She passed on in 2004.  

When you first start out, you get the clients who haven’t had their piano tuned in 20 years. Since you’re inexpensive and you’re trying to get experience, you do it. I had a lady once with a brand-new upright in her studio, and it wouldn’t work. Someone had poured a five-pound bag of dog food down there. Her kids told her that the neighbor’s kids had done it. Anyway, I had to get in there and clean it out. Getting the food out was fine.

The harder part was getting the vacuum brush in there to get all the dust out.

I learned to tune by ear. I studied privately from one of Steinway’s top technicians, Bill Garlick. I went to his house on Long Island for a week. He had five or six Steinways in his house.

I passed the Guild exams by ear, but since then, I’ve bought a tuning computer. The computer has a built-in crystal that vibrates thousands of times per second and then subdivides those vibrations until it hits 440. The strings of the A of middle C vibrate 440 times per second. That is international pitch. The rest of the piano is tuned to that A. 

Pianos lose tension every year. Tuning is adjusting the tension on the strings until they make the right note.
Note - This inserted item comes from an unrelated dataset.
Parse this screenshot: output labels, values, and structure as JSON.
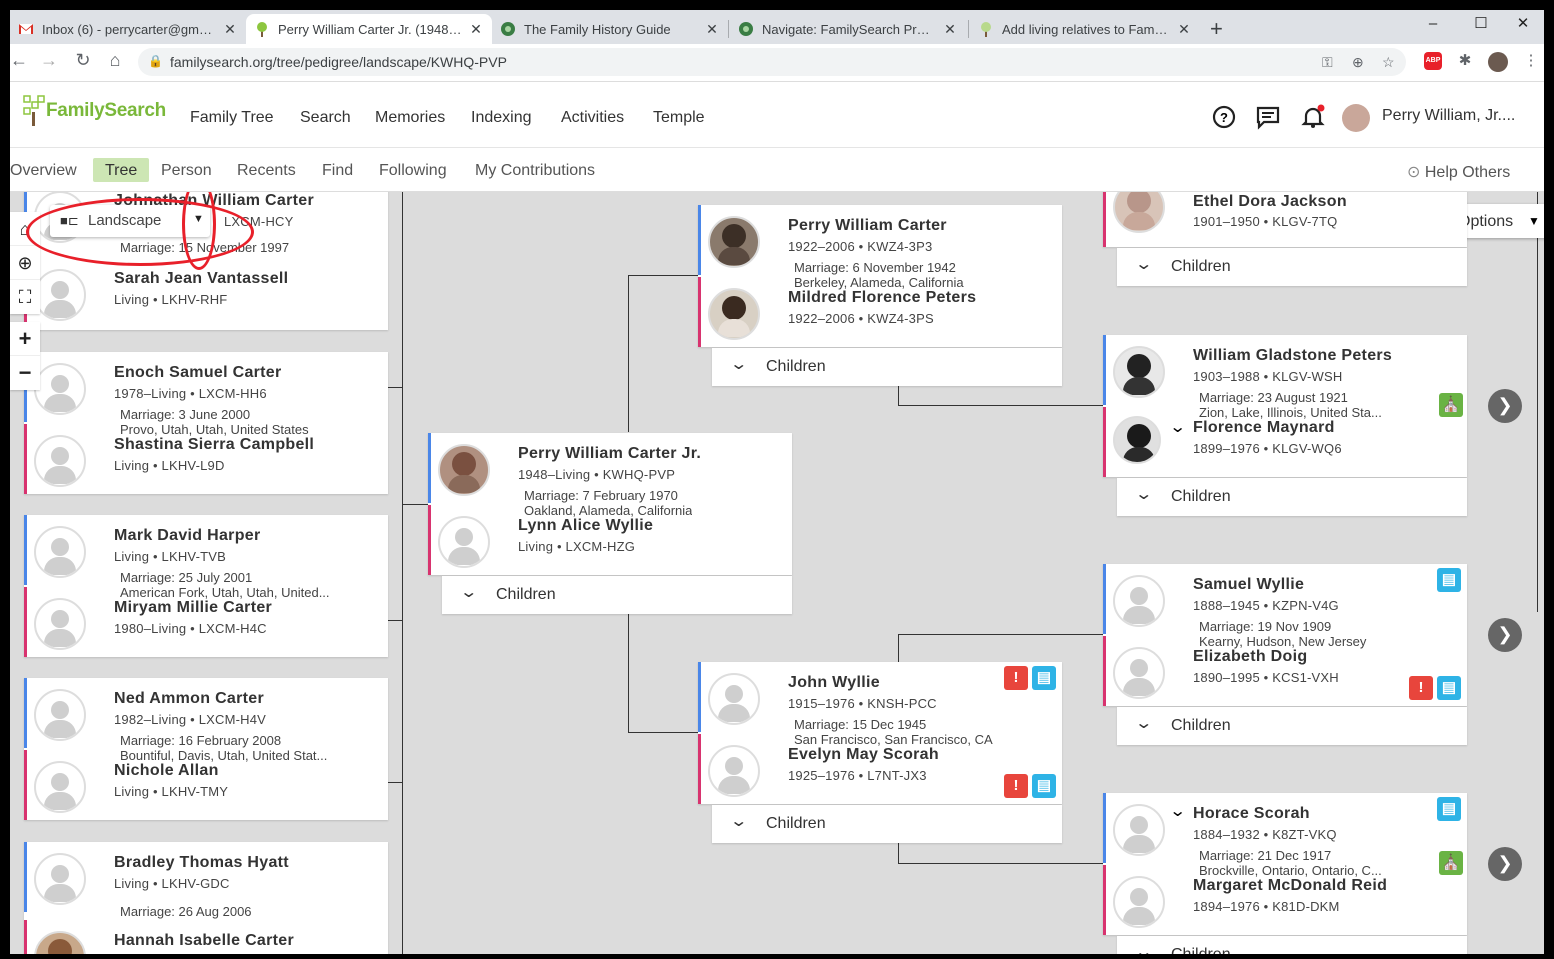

Everything else is voicing. 

The Blumenthal pianos get shaped three or four times a year. Artists come in to perform with the symphony and may want the piano voiced differently—a little brighter or duller. You just voice to a pianist’s preference.

If I didn’t tune, I’m not sure what else I’d do. When I was a kid, I wanted to be a rocket scientist, but you needed math for that. I like tuning.